Just one day before its scheduled reopening on January 18, the Days Inn Civic Center on Orange Avenue was the site of a major fire that destroyed 81 rooms, about half of the hotel’s total, causing $2.4 million in damage. Property owner Ssunny Shah (the extra “S” is intentional), who had purchased the hotel several months previously and found its condition “simply unacceptable,” went back to work with his team, remodeling it for a second time. The wallpaper in rooms, carpeting, furniture and air conditioning system are all new.

After a seven month delay, the Days Inn is open for business once again. Shah celebrated with a ribbon cutting last week, an event hailed as another economic boost for the City of Roanoke.  Speakers at the delayed grand reopening included City Manager Chris Morrill, Mayor David Bowers and State Senator John Edwards.

Shah, who also owns the Ramada Inn/Conference Center on Franklin Road, the Howard Johnson-Airport and the Days Inn-Daleville, was all smiles as he offered tours of newly appointed rooms and lunch to a tent full of invited guests.  He also had praise for his staff, 17 or so among all his properties (from almost 80) that have worked for him for more than 10 years.
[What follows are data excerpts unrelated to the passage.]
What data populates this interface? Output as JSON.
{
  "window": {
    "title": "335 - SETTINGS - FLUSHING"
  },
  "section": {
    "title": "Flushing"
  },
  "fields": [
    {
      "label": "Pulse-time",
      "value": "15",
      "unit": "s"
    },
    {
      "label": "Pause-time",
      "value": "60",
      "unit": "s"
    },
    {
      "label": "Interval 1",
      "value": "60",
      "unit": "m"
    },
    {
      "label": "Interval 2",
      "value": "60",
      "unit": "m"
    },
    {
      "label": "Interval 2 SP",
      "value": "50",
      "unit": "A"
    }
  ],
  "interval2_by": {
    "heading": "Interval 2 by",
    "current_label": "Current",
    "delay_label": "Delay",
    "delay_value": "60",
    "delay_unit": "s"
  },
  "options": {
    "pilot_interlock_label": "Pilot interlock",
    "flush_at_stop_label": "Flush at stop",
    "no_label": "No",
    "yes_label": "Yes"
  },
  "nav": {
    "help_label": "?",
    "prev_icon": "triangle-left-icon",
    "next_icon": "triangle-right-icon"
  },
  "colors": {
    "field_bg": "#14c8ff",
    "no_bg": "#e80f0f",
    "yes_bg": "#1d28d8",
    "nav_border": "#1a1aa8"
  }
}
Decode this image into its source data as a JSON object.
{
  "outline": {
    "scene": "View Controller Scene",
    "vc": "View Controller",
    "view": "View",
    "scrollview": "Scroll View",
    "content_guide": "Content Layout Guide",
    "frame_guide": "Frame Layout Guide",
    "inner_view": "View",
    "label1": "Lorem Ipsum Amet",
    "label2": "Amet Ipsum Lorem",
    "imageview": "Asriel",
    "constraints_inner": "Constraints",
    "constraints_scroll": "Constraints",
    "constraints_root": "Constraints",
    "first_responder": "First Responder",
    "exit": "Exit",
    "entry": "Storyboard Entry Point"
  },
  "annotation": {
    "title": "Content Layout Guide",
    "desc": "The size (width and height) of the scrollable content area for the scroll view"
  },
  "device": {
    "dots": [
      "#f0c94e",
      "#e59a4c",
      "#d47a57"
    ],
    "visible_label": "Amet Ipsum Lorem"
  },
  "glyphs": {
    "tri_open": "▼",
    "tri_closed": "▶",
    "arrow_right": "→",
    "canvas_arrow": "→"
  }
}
He has 19 employed at the Days Inn-Civic Center.

“This day would not have been possible without the help of many people,” said Shah; “we came together as a team.” The long time Roanoker, who has been in the valley for almost twenty years, praised Morrill and the can-do attitude of Roanoke City staffers that were always on the spot and quick to act when inspections were needed to keep the renovation process rolling along. “We partnered [with Shah] and tried to support him with that,” Morrill said of the cooperative role the city had in the project.

“They touched my heart,” said Shah of the city staff. He is now a board member for the Roanoke Valley Visitors & Convention Bureau as well. Executive Director Landon Howard also spoke at the ribbon cutting. “It’s just remarkable what everybody here has done to make a huge difference in this property,” noted Howard, who is pleased to have another downtown hotel (rooms are moderately priced, starting around $50) that he can market to out-of-towners. “The location helps us tremendously.”

Tourism in the valley is worth $600 million a year according to Howard, generating more than four million dollars in annual tax revenues for the city. With people like Shah on board, “you see the vision of where we are headed.”

Morrill claimed it was critical “that we have people like Mr. Shah” in the valley, an unabashed booster for his adopted hometown. Morrill said downtown Roanoke could still use several more hotels/motels, featuring perhaps another 300-400 beds, before reaching a saturation point. The Days Inn-Civic Center “is another piece in that puzzle.”

Morrill added, “Projects like this … are an asset for the entire region. There is a momentum picking up. We are on a path to the world knowing what we have here [in Roanoke].” Opened several weeks ago, the Days Inn-Civic Center was already able to cash in with reservations for last weekend’s Jehovah’s Witness convention and the upcoming Commonwealth Games.

John Edwards called Shah’s hotel “the perfect location for the [adjacent] Civic Center.” He said the remodeling after the major fire meant the property had been “developed literally from the ashes.” A construction worker may inadvertently have started the blaze, which was discovered as final inspections before the January 18 opening were taking place.

David Bowers recalled seeing the smoke from his house on Mill Mountain. He termed the reopening “like a Phoenix rising up from the ashes,” and thanked Shah for his investment in the property.

“We will make Roanoke a destination place,” vowed Shah, who wants to make the Days Inn-Civic Center and his other properties a destination for some of those visitors.